Report: MGM licensing fee way too low
Originally Published in the Washington Examiner
The licensing fee for a new casino in Prince George's County is about $482 million too low, according to a study released Wednesday by the Maryland Public Policy Institute.
The study by the nonpartisan group says that likely operator MGM Resorts International could make a 17 percent rate of return on a National Harbor casino if it paid the state $500 million for the right to open. Critics, however, say that amount is unreasonably high.
"Maryland's current licensing structure really is nothing but a massive giveaway," said Christopher Summers, president of the Maryland Public Policy Institute President. "The state would have been better off putting the license up on eBay."
Casino operators must pay an initial licensing fee of $3 million for every 500 slot machines. The Prince George's casino, which won't open until 2016, was approved for 3,000 slots in a November ballot initiative -- which would put its likely license fee at $18 million. Licensing fees for the Casino at Ocean Downs near Ocean City, Hollywood Casino in Perryville and Maryland Live! Casino in Anne Arundel County were $4.8 million, $9 million and $28.5 million, respectively.
Maryland gambling analyst James Karmel said the fee proposed by the study would be unprecedented and would cut too deeply into MGM's or another operator's ability to make a profit.

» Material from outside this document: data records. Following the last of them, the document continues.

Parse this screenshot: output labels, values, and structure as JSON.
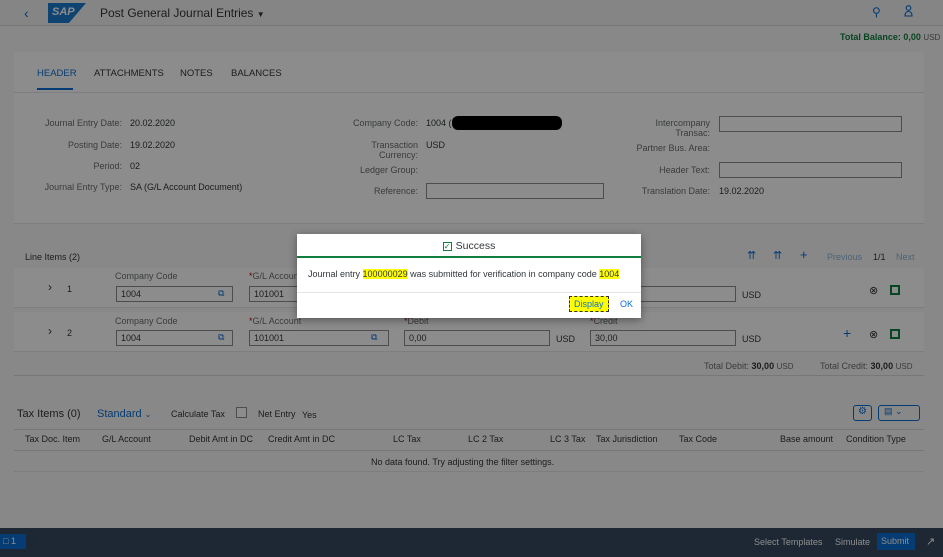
{
  "shell": {
    "title": "Post General Journal Entries"
  },
  "balance": {
    "label": "Total Balance:",
    "value": "0,00",
    "currency": "USD"
  },
  "tabs": [
    "HEADER",
    "ATTACHMENTS",
    "NOTES",
    "BALANCES"
  ],
  "header": {
    "journal_entry_date_label": "Journal Entry Date:",
    "journal_entry_date": "20.02.2020",
    "posting_date_label": "Posting Date:",
    "posting_date": "19.02.2020",
    "period_label": "Period:",
    "period": "02",
    "journal_entry_type_label": "Journal Entry Type:",
    "journal_entry_type": "SA (G/L Account Document)",
    "company_code_label": "Company Code:",
    "company_code": "1004 (",
    "transaction_currency_label": "Transaction Currency:",
    "transaction_currency": "USD",
    "ledger_group_label": "Ledger Group:",
    "reference_label": "Reference:",
    "intercompany_label": "Intercompany Transac:",
    "partner_bus_area_label": "Partner Bus. Area:",
    "header_text_label": "Header Text:",
    "translation_date_label": "Translation Date:",
    "translation_date": "19.02.2020"
  },
  "line_items": {
    "title": "Line Items (2)",
    "pagination": {
      "previous": "Previous",
      "page": "1/1",
      "next": "Next"
    },
    "col_company_code": "Company Code",
    "col_gl_account": "G/L Account",
    "col_debit": "Debit",
    "col_credit": "Credit",
    "required_mark": "*",
    "rows": [
      {
        "num": "1",
        "company_code": "1004",
        "gl_account": "101001",
        "debit": "",
        "credit": "",
        "currency": "USD"
      },
      {
        "num": "2",
        "company_code": "1004",
        "gl_account": "101001",
        "debit": "0,00",
        "credit": "30,00",
        "debit_currency": "USD",
        "currency": "USD"
      }
    ],
    "total_debit_label": "Total Debit:",
    "total_debit": "30,00",
    "total_debit_currency": "USD",
    "total_credit_label": "Total Credit:",
    "total_credit": "30,00",
    "total_credit_currency": "USD"
  },
  "tax_items": {
    "title": "Tax Items (0)",
    "variant": "Standard",
    "calculate_tax_label": "Calculate Tax",
    "net_entry_label": "Net Entry",
    "net_entry_value": "Yes",
    "columns": [
      "Tax Doc. Item",
      "G/L Account",
      "Debit Amt in DC",
      "Credit Amt in DC",
      "LC Tax",
      "LC 2 Tax",
      "LC 3 Tax",
      "Tax Jurisdiction",
      "Tax Code",
      "Base amount",
      "Condition Type"
    ],
    "no_data": "No data found. Try adjusting the filter settings."
  },
  "dialog": {
    "title": "Success",
    "message_pre": "Journal entry",
    "doc_number": "100000029",
    "message_mid": "was submitted for verification in company code",
    "company": "1004",
    "display_button": "Display",
    "ok_button": "OK"
  },
  "footer": {
    "messages_count": "1",
    "select_templates": "Select Templates",
    "simulate": "Simulate",
    "submit": "Submit"
  },
  "colors": {
    "accent": "#0a6ed1",
    "success": "#107e3e",
    "highlight": "#ffff00",
    "footer": "#354a5f"
  }
}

"Half a billion dollars just to operate?" he said. "That's a fee so prohibitive that it prevents successful development."

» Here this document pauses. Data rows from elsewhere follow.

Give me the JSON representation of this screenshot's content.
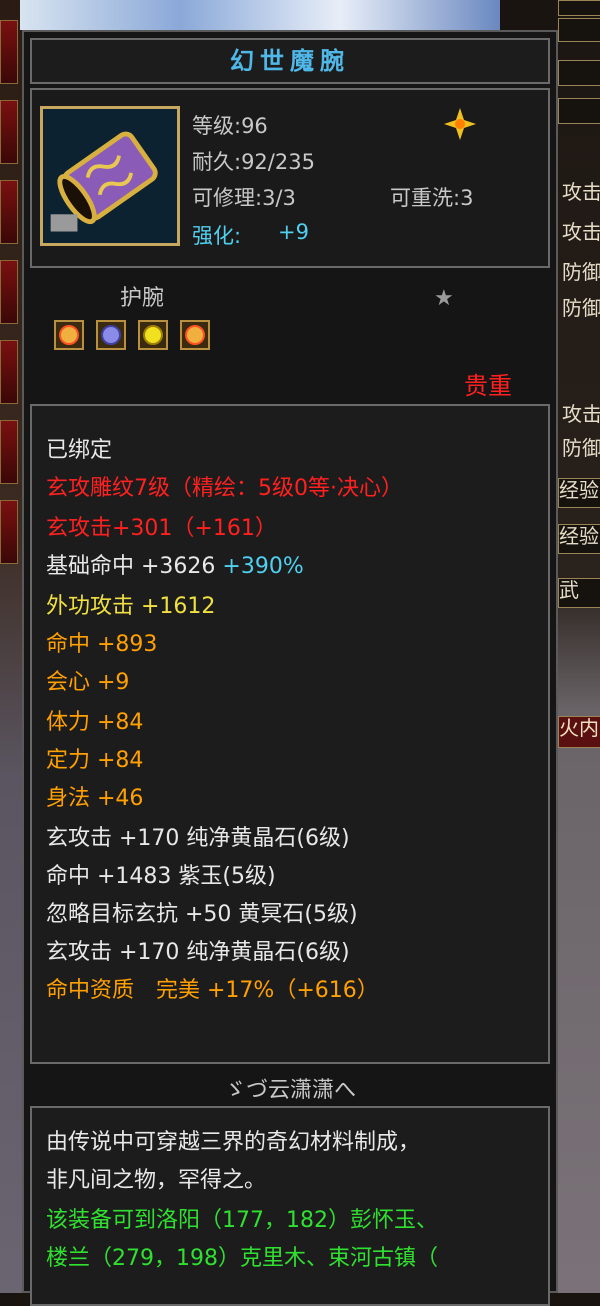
{
  "item": {
    "name": "幻世魔腕",
    "level": "等级:96",
    "durability": "耐久:92/235",
    "repairable": "可修理:3/3",
    "rewash": "可重洗:3",
    "enhance_label": "强化:",
    "enhance_value": "+9",
    "type": "护腕",
    "rarity": "贵重"
  },
  "attributes": {
    "bound": "已绑定",
    "engrave": "玄攻雕纹7级（精绘：5级0等·决心）",
    "xuan_attack": "玄攻击+301（+161）",
    "base_hit_label": "基础命中 +3626",
    "base_hit_pct": "+390%",
    "outer_attack": "外功攻击 +1612",
    "hit": "命中 +893",
    "crit": "会心 +9",
    "stamina": "体力 +84",
    "focus": "定力 +84",
    "agility": "身法 +46",
    "gem1": "玄攻击 +170 纯净黄晶石(6级)",
    "gem2": "命中 +1483 紫玉(5级)",
    "gem3": "忽略目标玄抗 +50 黄冥石(5级)",
    "gem4": "玄攻击 +170 纯净黄晶石(6级)",
    "quality": "命中资质　完美 +17%（+616）"
  },
  "signature": "ゞづ云潇潇へ",
  "description": {
    "line1": "由传说中可穿越三界的奇幻材料制成，",
    "line2": "非凡间之物，罕得之。",
    "line3": "该装备可到洛阳（177，182）彭怀玉、",
    "line4": "楼兰（279，198）克里木、束河古镇（"
  },
  "side_panel": {
    "r1": "攻击",
    "r2": "攻击",
    "r3": "防御",
    "r4": "防御",
    "r5": "攻击",
    "r6": "防御",
    "r7": "经验",
    "r8": "经验",
    "r9": "武",
    "r10": "火内"
  },
  "colors": {
    "title": "#4fb8e8",
    "rarity": "#ff2020",
    "attribute_yellow": "#f0e040",
    "attribute_orange": "#ffa000",
    "description_green": "#30e030"
  }
}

Karmel added that Maryland's gambling taxes are already high compared with those of other states and that giving casinos the best opportunity to profit is best for gambling companies and the state.
Gov. Martin O'Malley has signaled his intention to put much of the gambling debate behind him as Annapolis prepares for a new legislative session. O'Malley spokeswoman Takirra Winfield called it "unlikely" that state lawmakers would revisit casino licensing fee regulations.
Investment banker Jeff Hooke, who conducted the study, acknowledged the political difficulty of bringing lawmakers and gambling companies back to the negotiating table, but said it would help bring licensing fees closer to market value.
"The state's not run like a business, for obvious reasons," he said. "If they could meet in the middle somewhere, I guess I'd be happy."